As can be observed from the benchmark performance of the FLOW demonstrated above, the CAVs would accelerate or decelerate at some point to form platoons of vehicles together with the vehicles that are not CAVs. In the benchmark case, the gaps are formed more or less arbitrarily and the merging vehicles would be merging into the gaps all by chance. By adding the intelligent ramp meter which has access to all the observations made by the CAVs on the main road, the whole agent is able to determine if there is a safe and stable gap formed on the main road for the merging vehicles to merge in. And if so, the agent would send a command to the ramp meter to release the merging vehicles so that they can merge in right at the moment where the gap is available at the merging point.
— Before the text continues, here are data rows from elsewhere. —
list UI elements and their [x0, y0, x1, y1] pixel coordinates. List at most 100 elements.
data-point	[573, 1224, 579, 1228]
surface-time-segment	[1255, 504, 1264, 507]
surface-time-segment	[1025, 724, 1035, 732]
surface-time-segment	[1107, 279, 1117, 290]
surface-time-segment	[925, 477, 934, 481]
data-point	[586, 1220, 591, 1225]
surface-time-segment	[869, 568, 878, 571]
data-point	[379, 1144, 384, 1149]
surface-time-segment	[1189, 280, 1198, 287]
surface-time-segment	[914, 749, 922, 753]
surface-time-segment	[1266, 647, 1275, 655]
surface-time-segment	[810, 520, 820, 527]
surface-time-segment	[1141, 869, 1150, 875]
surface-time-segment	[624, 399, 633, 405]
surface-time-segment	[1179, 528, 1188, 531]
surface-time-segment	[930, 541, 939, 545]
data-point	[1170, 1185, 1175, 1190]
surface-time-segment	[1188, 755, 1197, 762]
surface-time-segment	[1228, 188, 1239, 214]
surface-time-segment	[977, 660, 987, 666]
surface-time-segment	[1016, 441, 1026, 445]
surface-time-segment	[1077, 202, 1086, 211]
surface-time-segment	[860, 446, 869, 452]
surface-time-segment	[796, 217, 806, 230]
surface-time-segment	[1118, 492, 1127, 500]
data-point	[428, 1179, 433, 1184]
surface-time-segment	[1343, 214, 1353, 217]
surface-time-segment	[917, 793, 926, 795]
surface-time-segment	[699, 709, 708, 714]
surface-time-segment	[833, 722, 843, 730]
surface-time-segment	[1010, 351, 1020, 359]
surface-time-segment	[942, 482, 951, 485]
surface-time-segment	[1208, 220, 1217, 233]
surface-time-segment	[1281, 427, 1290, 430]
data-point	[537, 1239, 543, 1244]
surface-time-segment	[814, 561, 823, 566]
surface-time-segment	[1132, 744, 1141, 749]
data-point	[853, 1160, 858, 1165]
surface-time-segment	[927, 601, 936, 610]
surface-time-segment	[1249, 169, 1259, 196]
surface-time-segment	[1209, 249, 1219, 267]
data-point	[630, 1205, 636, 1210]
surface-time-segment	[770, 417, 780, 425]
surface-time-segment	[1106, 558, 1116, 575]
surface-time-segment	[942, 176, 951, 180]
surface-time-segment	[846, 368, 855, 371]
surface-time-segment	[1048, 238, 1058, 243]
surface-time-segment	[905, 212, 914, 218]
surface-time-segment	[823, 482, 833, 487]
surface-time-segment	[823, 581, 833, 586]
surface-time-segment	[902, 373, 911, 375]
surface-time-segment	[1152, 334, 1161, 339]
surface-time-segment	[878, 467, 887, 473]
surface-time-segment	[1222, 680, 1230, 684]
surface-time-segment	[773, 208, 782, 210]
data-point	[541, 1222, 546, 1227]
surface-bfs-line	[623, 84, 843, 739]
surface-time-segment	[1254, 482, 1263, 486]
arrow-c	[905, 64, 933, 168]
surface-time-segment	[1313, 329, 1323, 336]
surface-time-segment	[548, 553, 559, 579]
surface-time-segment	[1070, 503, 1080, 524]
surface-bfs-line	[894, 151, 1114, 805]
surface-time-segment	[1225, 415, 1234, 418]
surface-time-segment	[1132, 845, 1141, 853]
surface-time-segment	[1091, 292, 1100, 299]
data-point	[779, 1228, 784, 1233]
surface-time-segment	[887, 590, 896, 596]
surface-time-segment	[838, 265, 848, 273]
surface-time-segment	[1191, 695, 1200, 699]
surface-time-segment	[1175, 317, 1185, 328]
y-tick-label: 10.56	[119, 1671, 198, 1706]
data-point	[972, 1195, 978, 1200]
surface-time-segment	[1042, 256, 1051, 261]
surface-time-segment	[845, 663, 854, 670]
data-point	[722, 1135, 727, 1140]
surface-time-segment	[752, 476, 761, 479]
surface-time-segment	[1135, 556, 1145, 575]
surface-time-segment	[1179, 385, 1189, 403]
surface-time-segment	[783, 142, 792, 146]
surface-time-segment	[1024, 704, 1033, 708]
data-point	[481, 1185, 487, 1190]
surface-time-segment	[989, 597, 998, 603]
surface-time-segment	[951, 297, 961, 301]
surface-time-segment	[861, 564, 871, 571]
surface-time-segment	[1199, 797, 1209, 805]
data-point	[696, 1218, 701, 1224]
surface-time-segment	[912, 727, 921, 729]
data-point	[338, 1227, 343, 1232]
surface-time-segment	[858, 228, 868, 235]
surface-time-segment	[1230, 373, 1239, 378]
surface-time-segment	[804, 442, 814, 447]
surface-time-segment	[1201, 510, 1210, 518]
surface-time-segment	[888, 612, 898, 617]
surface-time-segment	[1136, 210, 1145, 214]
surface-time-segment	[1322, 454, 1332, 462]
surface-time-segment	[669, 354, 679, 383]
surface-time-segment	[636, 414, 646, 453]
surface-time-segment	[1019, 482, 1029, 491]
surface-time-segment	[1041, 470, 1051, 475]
IV. Reinforcement Learning Design

State

For the state space, the agent is observing the position and speed of all the CAVs and all the vehicles that are observed by the CAVs on the main road. Such information can theoretically be transferred by the agent into information about the gaps formed by the platoons on the main road, including the position and speed of the gaps.

Action

In terms of the action space, the agent is controlling both the CAVs and the ramp meter. For the CAVs, the action space is sending out commands of the desired acceleration or deceleration for each individual CAV. For the ramp meter, for the simplicity of implementation, the action space is also making decisions in terms of acceleration by treating the ramp meter as an individual CAV that is always on the road. After acceleration decision has been made for the ramp meter, the command is then transferred from continuous to discriminant command by simply checking if the acceleration is positive or negative. I.e. if the agent sends out positive acceleration command to the ramp meter, it is going to be interpreted by the ramp meter as a command to turn green, and Vice Versa.

Reward

The reward function of the reinforcement learning agent comes in as three parts:

1. Desired Speed

This function measures the deviation of a system of vehicles from a user-specified desired velocity peaking when all vehicles in the scenario are set to this desired velocity. Moreover, in order to ensure that the reward function naturally punishing the early termination of rollouts due to collisions or other failures, the function is formulated as a mapping. This is done by subtracting the deviation of the system from the desired velocity from the peak allowable deviation from the desired velocity. Additionally, since the velocity of vehicles are unbounded above, the reward is bounded below by zero, to ensure nonnegativity.

2. Time Headways

Time headway is defined as the time difference between any two successive vehicles when they cross a given point. Practically, it involves the measurement of time between the passage of one rear bumper and the next past a given point. The reward function would penalize the small time headways that are appearing on the road to make sure that all the vehicles are keeping a safe distance between each other.

3. Emergent Brakes

The emergent brakes are one of the main reasons behind the stop-and-go behavior at the merging point, and such behavior can be captured by keep track of the deceleration of all the vehicles on the road. Whenever there is a vehicle decelerating more than a certain threshold, the reward function would take that into account and penalize the total reward calculated.


V. Performance

After implementing the RL design mentioned above, an agent is trained and its performance is shown below:

As demonstrated above, the merging vehicles are stopped at the ramp meter until the whole agent determines that there is an acceptable merging gap formed within the platoons on the main road. In general, it is achieving similar performance with the agent without ramp meter, in terms of mean velocity and outflow rate. However, by implementing the ramp meter, the standard deviation of the speed of the vehicles on the road is largely decreased, which indicates a more consistent and stable driving behavior.

VI. Future Work

The next step of this project would be focused on comparing the different methods with metrics for evaluation. With such more formal comparison and performance evaluation, an academic research paper should be written and hopefully published at some research journal.